Ma quello che davvero gli ha dato fama imperitura è l’Incrocio Manzoni 6.0.13, ottenuto incrociando Riesling Renano e Pinot Bianco, oggi denominato semplicemente Manzoni Bianco.
Dalle sue uve si ricava un vino di bella struttura, di buona acidità ma scarsamente avvertibile al palato, dal profumo delicato e intenso ad un tempo, di discreta gradazione, di autorevole temperamento, dal gusto pieno, armonico, corposo, elegante e saporito. Il vitigno ha inoltre notevoli capacità di adattamento a climi e terreni anche molto diversi, con una produzione contenuta che non guasta quando ciò che conta è il valore del prodotto e non la sua quantità.
Volendo essere pignoli, è un bianco che potrebbe essere definito assai vicino alla perfezione dal punto di vista della materia prima, dalla quale ricavare un vino capace di accompagnare tanto le serate oziose davanti alla tv, quanto la gran parte dei prodotti del mare, ma anche, in generale, tantissime altre pietanze, comprese le carni bianche.
Veneto del tutto autoctono, potrebbe essere il migliore esempio di vitigno veneto da viticoltura internazionale, non fosse per il timore di eccedere troppo in innovazione in cui si culla una enologia mondiale che ritiene di avere già a disposizione tutti i capisaldi possibili.

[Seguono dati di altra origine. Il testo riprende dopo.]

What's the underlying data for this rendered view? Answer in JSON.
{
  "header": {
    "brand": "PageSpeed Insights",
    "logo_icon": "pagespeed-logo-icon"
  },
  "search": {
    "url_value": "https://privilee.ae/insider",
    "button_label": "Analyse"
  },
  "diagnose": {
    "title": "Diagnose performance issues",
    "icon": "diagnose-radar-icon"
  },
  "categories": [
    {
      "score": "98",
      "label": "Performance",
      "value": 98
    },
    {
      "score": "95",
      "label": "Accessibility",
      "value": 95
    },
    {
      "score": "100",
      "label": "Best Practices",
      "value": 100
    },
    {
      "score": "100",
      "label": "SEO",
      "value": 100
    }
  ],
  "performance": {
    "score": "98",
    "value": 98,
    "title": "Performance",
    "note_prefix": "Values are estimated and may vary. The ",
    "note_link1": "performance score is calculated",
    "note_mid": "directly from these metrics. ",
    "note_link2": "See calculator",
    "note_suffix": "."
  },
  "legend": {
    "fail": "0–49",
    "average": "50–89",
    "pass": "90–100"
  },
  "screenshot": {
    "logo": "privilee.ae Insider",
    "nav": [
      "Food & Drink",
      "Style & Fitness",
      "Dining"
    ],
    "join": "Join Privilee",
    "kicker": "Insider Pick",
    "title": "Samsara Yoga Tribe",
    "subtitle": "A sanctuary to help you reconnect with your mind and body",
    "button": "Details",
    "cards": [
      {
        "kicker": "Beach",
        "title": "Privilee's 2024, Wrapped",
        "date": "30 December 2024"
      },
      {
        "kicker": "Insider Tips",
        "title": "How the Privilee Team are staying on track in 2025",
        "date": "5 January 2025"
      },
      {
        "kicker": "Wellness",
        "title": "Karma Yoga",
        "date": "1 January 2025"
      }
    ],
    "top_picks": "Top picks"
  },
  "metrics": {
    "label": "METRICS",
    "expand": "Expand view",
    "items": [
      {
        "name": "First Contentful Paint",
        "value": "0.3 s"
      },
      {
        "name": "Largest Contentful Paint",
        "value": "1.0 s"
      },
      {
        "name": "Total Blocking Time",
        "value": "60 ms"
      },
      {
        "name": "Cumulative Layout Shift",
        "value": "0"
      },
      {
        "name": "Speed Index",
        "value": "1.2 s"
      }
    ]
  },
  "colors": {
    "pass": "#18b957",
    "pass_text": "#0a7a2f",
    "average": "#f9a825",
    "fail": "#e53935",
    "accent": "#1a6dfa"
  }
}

Il suo unico concorrente vero sono i vitigni autoctoni di territorio, che giustamente in questo periodo vanno per la maggiore sulle tavole e sui mercati internazionali, al punto che questo vitigno capace di grandi meraviglie, ormai diffuso in quasi tutte le regioni italiani, nel suo Veneto d’origine è relegato in 381 ettari. Che è davvero poco se pensiamo agli oltre 21 mila ettari di Glera, ai quasi 10 mila di Garganega e così via”.
Eppure chi lo assaggia se ne innamora, e quando può, e lo trova, lo cerca e lo riassaggia con grande piacere, confermandone tutte le belle doti che possiede, compreso un prezzo abbordabile.
Diffuso per decenni tra gli amatori come vino aziendale, ci è voluto del tempo perché venisse considerato nelle Denominazioni d’origine.
La prima DOC a rendergli i meriti che aveva è ha è stata quella dei Colli di Conegliano, voluta dal sistema produttivo negli anni ’90 del secolo scorso per valorizzare i vitigni autoctoni di una straordinaria area produttiva, che rischiavano di essere soffocati dallo strabordare allora strisciante del Prosecco.
L’Incrocio Manzoni divenne così la base del Colli di Conegliano Bianco, oggi doverosamente DOCG, vino di gran classe sicuramente da consigliare, suggerire e regalare, ma soprattutto da bere.Qualche anno dopo il Manzoni Bianco, in purezza, divenne DOC con il proprio nome all’interno della denominazione Vicenza, che solo per questo andrebbe considerata più di quanto oggi non accada. Oggi entra come componente di molte DOC e IGT, non solo venete, mentre è vinificato in purezza come vino a IGT (Marca Trevigiana, Colli Trevigiani, Delle Venezie).
Fin qui la teoria.
In pratica, il suggerimento è di andare nelle aziende che lo producono, assaggiare, scegliere il vino ottenuto da Manzoni Bianco che vi piace di più e tenerne una piccola scorta in casa. Anche perché è un vino che non ha una particolare paura del tempo che passa. State certi che potrete risolvere moltissimi improvvisi problemi di abbinamento enologico, sicuri di fare bella figura. E se dovete meditare, ce ne sono pochi di migliori.